С квартирным склочником, сочинителем препротивных объявлений, где все нудно регламентировалось, Ильф хотел бы расправиться так же, как в былые времена гимназист мечтал расправиться с Малининым и Бурениным, авторами всем осточертевших, запутанных арифметических задачников.

«Пройдут года, и я вырасту,— думал ученик,— и когда я вырасту, я пройду по улице и увижу моих недругов. Малинин и Буренин, обедневшие и хромые, стоят у пекарни Криади и просят подаяния. Взявшись за руки, они поют жалобными голосами. Тогда я подойду поближе к ним и скажу: «Только что я приобрел 17 аршин красного сукна и смешал их с 48 аршинами черного сукна. Как вам это понравится?» И они заплачут и, унижаясь, попросят у меня на кусок хлеба. Но я не дам им ни копейки».

«Такие же чувства,— добавлял Ильф,— внушал мне сосед по квартире,— бурдюк, наполненный горчицей и хреном».
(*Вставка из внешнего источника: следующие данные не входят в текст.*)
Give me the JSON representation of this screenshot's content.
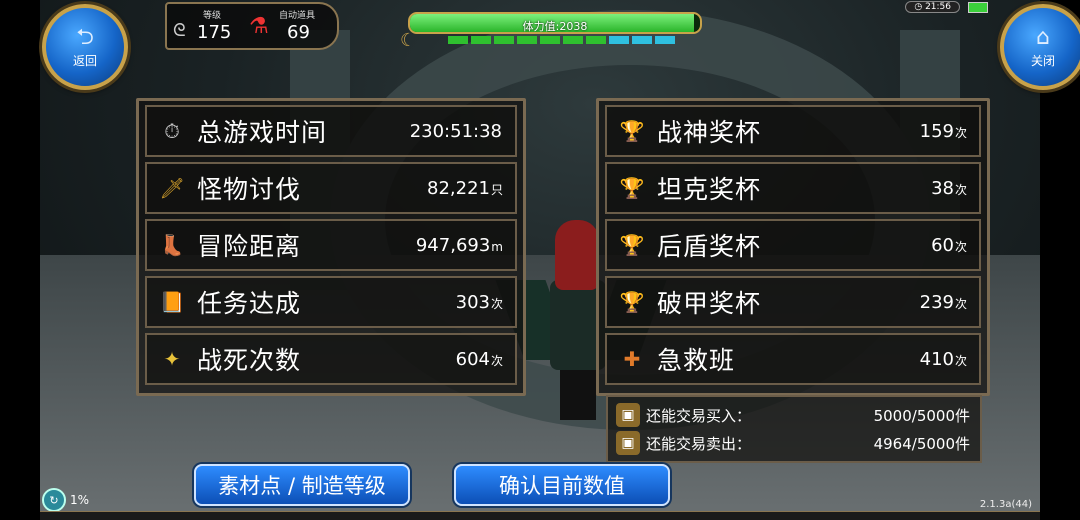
{
  "buttons": {
    "back": {
      "label": "返回",
      "icon": "back-arrow-icon"
    },
    "close": {
      "label": "关闭",
      "icon": "home-icon"
    }
  },
  "player": {
    "level_label": "等级",
    "level": "175",
    "potion_label": "自动道具",
    "potion_count": "69"
  },
  "stamina": {
    "label": "体力值:2038",
    "fill_fraction": 0.98
  },
  "status": {
    "time": "21:56"
  },
  "left_stats": [
    {
      "label": "总游戏时间",
      "value": "230:51:38",
      "unit": "",
      "icon": "stopwatch-icon"
    },
    {
      "label": "怪物讨伐",
      "value": "82,221",
      "unit": "只",
      "icon": "sword-icon"
    },
    {
      "label": "冒险距离",
      "value": "947,693",
      "unit": "m",
      "icon": "boot-icon"
    },
    {
      "label": "任务达成",
      "value": "303",
      "unit": "次",
      "icon": "book-icon"
    },
    {
      "label": "战死次数",
      "value": "604",
      "unit": "次",
      "icon": "star-swirl-icon"
    }
  ],
  "right_stats": [
    {
      "label": "战神奖杯",
      "value": "159",
      "unit": "次",
      "icon": "trophy-icon"
    },
    {
      "label": "坦克奖杯",
      "value": "38",
      "unit": "次",
      "icon": "trophy-icon"
    },
    {
      "label": "后盾奖杯",
      "value": "60",
      "unit": "次",
      "icon": "trophy-icon"
    },
    {
      "label": "破甲奖杯",
      "value": "239",
      "unit": "次",
      "icon": "trophy-icon"
    },
    {
      "label": "急救班",
      "value": "410",
      "unit": "次",
      "icon": "medic-icon"
    }
  ],
  "trade": [
    {
      "label": "还能交易买入：",
      "value": "5000/5000件",
      "icon": "chest-icon"
    },
    {
      "label": "还能交易卖出：",
      "value": "4964/5000件",
      "icon": "chest-icon"
    }
  ],
  "actions": {
    "materials": "素材点 / 制造等级",
    "confirm": "确认目前数值"
  },
  "progress": {
    "label": "1%"
  },
  "version": "2.1.3a(44)",
  "colors": {
    "accent_gold": "#c8a24a",
    "button_blue": "#1565c8",
    "stamina_green": "#2bb52b"
  }
}
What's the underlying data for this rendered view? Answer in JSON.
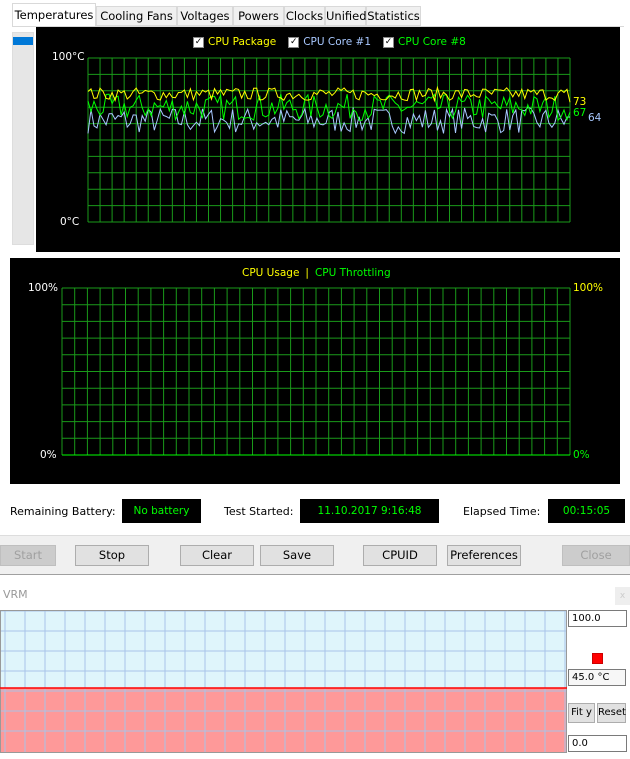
{
  "tabs": [
    "Temperatures",
    "Cooling Fans",
    "Voltages",
    "Powers",
    "Clocks",
    "Unified",
    "Statistics"
  ],
  "temp_chart": {
    "legend": [
      {
        "label": "CPU Package",
        "color": "#ffff00",
        "checked": true,
        "current": 73
      },
      {
        "label": "CPU Core #1",
        "color": "#a8c8ff",
        "checked": true,
        "current": 64
      },
      {
        "label": "CPU Core #8",
        "color": "#00ff00",
        "checked": true,
        "current": 67
      }
    ],
    "ymax_label": "100°C",
    "ymin_label": "0°C",
    "ylim": [
      0,
      100
    ]
  },
  "usage_chart": {
    "legend": [
      {
        "label": "CPU Usage",
        "color": "#ffff00"
      },
      {
        "label": "CPU Throttling",
        "color": "#00ff00"
      }
    ],
    "separator": "|",
    "left_max": "100%",
    "left_min": "0%",
    "right_max": "100%",
    "right_min": "0%"
  },
  "status": {
    "battery_label": "Remaining Battery:",
    "battery_value": "No battery",
    "test_label": "Test Started:",
    "test_value": "11.10.2017 9:16:48",
    "elapsed_label": "Elapsed Time:",
    "elapsed_value": "00:15:05"
  },
  "buttons": {
    "start": "Start",
    "stop": "Stop",
    "clear": "Clear",
    "save": "Save",
    "cpuid": "CPUID",
    "preferences": "Preferences",
    "close": "Close"
  },
  "vrm": {
    "title": "VRM",
    "max": "100.0",
    "threshold": "45.0 °C",
    "min": "0.0",
    "fit_y": "Fit y",
    "reset": "Reset",
    "close": "x",
    "threshold_value": 45,
    "threshold_color": "#ff0000"
  }
}
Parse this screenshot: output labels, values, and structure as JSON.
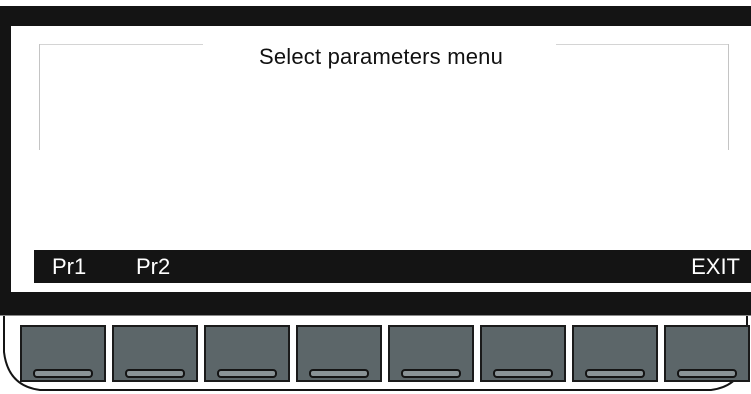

На театральном развороте «Чудака», выходившем под хлесткой рубрикой «Деньги обратно», Ильф и Петров почти еженедельно выступали с фельетонами об искусстве, высмеивая еще одну категорию людей, для них не менее отвратительных, чем склочник, шкурник, бюрократ. Это, по выражению Ильфа и Петрова, «гарпунщики» и «халтуртрегеры», то есть ловкие дельцы, выдающие себя за деятелей искусства и литературы. Фельетоны против халтуртрегеров Ильф и Петров писали в «Чудаке» под псевдонимом «Дон-Бузильо». Это еще не был «Холодный философ» (псевдоним, которым Ильф и Петров систематически стали пользоваться через год-другой). Холодный философ — более умудренный жизненным опытом и в то же время куда более свирепый в своих шутках фельетонист. А деньги обратно требует горячий, шумливый и задорный Дон-Бузильо. От его острот одинаково доставалось и жрецам «чистого искусства», и пронырливым халтурщикам. Жрецы со слезами ныли: «Помилосердствуйте! Ведь искусство-то, святое оно. Для искусства оно. Ведь театр-то храм. Беспартийный он — театр-то, аполитичный»[7].

Зато бойкие халтурщики и приспособленцы готовы были в кратчайший срок обогатить портфель театра современным репертуаром — агитдрамой, сельскохозяйственным водевилем, синтетическим монтажом или идеологическим обозрением. Всех этих духовных братьев Никифора Ляписа, поставщиков всяческих отбросов на эстраду, в мюзик-холл, в неприхотливые театрики малых форм, а иногда и в театры посолиднее, Ильф и Петров энергично помогали выставить из писательской шеренги, выкурить из всех уголков литературного хозяйства. В сущности говоря, это было продолжением борьбы, которую уже начиная с 20-х годов Ильф и Петров активно вели против разносчиков пошлости и буржуазных, нэпманских вкусов. Испытанные приемы таких искателей легких выгод мало менялись. Дон-Бузильо метко определил, что своим товаром халтурщики всегда старались угождать сразу двум господам — Главреперткому, который борется с мещанством, и мещанству, которое борется с Главреперткомом.